Natürlich stand also auch auf Antjes Geburtstags-Tisch ein Kuchen, in diesem Fall ein Stachelbeer-Baiser-Kuchen. Ganz fluffig der Teig mit herrlicher süß-saurer Note, dazu die Baiserhaube, die erst knackig und dann so schaumig-süß wird…yum… Sehr zu empfehlen als Geburtstagskuchen, denn mit der lustigem Baiser-Haube macht dieser Kuchen richtig was her! Ob als Kuchen in groß oder als Muffin in klein – beides sieht super aus und so gut, dass der Kuchen binnen kürzester Zeit weg war. Und auch die Muffins waren ratzfatz weg… aber seht selbst. Viel Spaß beim Nachbacken!

Hier das Rezept
(Wie ihr unten auf dem Foto sehen könnt, ist der Kuchen urspünglich als Blechkuchen gedacht. Weil ich aber einen runden Kuchen hübscher fand, habe ich einfach eine Springform genommen. Geht auch, evtl. muss der Kuchen dann nur etwas länger backen. Deshalb: Teigprobe!)

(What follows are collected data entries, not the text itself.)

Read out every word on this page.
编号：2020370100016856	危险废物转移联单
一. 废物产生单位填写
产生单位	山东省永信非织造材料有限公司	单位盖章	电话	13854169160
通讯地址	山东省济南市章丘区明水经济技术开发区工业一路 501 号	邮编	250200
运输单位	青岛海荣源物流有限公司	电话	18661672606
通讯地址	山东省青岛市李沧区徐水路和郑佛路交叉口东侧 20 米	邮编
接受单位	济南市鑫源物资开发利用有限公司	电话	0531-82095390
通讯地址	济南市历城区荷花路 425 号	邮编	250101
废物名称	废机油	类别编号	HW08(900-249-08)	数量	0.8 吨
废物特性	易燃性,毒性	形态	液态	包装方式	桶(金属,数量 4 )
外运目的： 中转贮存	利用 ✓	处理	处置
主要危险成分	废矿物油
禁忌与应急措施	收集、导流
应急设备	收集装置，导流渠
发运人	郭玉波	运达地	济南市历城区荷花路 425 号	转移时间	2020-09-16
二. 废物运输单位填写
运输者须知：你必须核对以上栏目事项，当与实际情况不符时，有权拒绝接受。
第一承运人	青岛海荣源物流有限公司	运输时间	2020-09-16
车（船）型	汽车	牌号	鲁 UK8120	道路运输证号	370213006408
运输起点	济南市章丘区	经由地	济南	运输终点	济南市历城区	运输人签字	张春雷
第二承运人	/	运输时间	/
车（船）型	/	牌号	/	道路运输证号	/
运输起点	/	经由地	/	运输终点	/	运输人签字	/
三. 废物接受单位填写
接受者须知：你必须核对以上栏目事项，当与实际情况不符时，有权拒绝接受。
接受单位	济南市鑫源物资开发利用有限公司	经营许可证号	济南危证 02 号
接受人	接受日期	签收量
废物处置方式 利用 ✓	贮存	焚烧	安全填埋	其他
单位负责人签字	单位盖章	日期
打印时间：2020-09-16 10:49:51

1kg Stachelbeeren (ich habe den Kuchen Anfang August gemacht, da gab es noch Stachelbeeren, es gehen aber alle anderen Beeren!)
5 Eier
200g weiche Butter
400g Zucker
100g Polenta
100g gemahlene Mandeln
Salz
1 Päckchen Backpulver
4 EL Zitronensaft
7 EL Milch

Den Backofen auf 180 Grad (Umluft 160 Grad) vorheizen. Stachelbeeren waschen und putzen (Stiel- und Blütenansatz herausschneiden). Die Eier trennen und das Eiweiß kalt stellen. Butter und 200g Zucker mit dem Handrührer oder der Küchenmaschine cremig rühren (Ich möchte an dieser Stelle sagen: Kauft euch eine Küchenmaschine. Sie ist schweineteuer, aber es lohnt sich! Und ich liebe meine K von Kenwood!!!!).Eigelb einzeln unterrühren. Polenta, Mehl, Mandeln, Salz und Backpulver mischen. Mehlmischung, 3EL Zitronensaft und Milch nach und nach unter die Buttermischung rühren. DEn Teig in eine gefettet und bemehlte Springform geben und glatt streichen. Die Stachelbeeren darauf verteilen. Ab in den ofen und 30-40 Minuten backen.
Eiweiß und Salz steif schlagen, restlichen Zucker einrieseln lassen und weiterschlagen, bis er sich aufgelöst hat. Restlichen Zitronensaft unterrühren. Kuchen aus dem Ofen nehmen, und die Eiweißmasse wellenartig mit einem Löffel auf dem Kuchen verteilen, dann den Kuchen weitere 20 Minuten auf der unteren Schiene bei gleicher Temperatur fertig backen (Teilgprobe!).
Den Kuchen abkühlen lassen, in Stücke schneiden und am besten noch am gleichen Tag servieren (aber keine Angst, der geht eh weg!)

*Mohltied*

P.S. Grüne Stachelbeeren sind saurer als die roten, deshalb in diesem Fall etwas mehr Zucker dazugeben… es sei denn ihr mögt es sauer.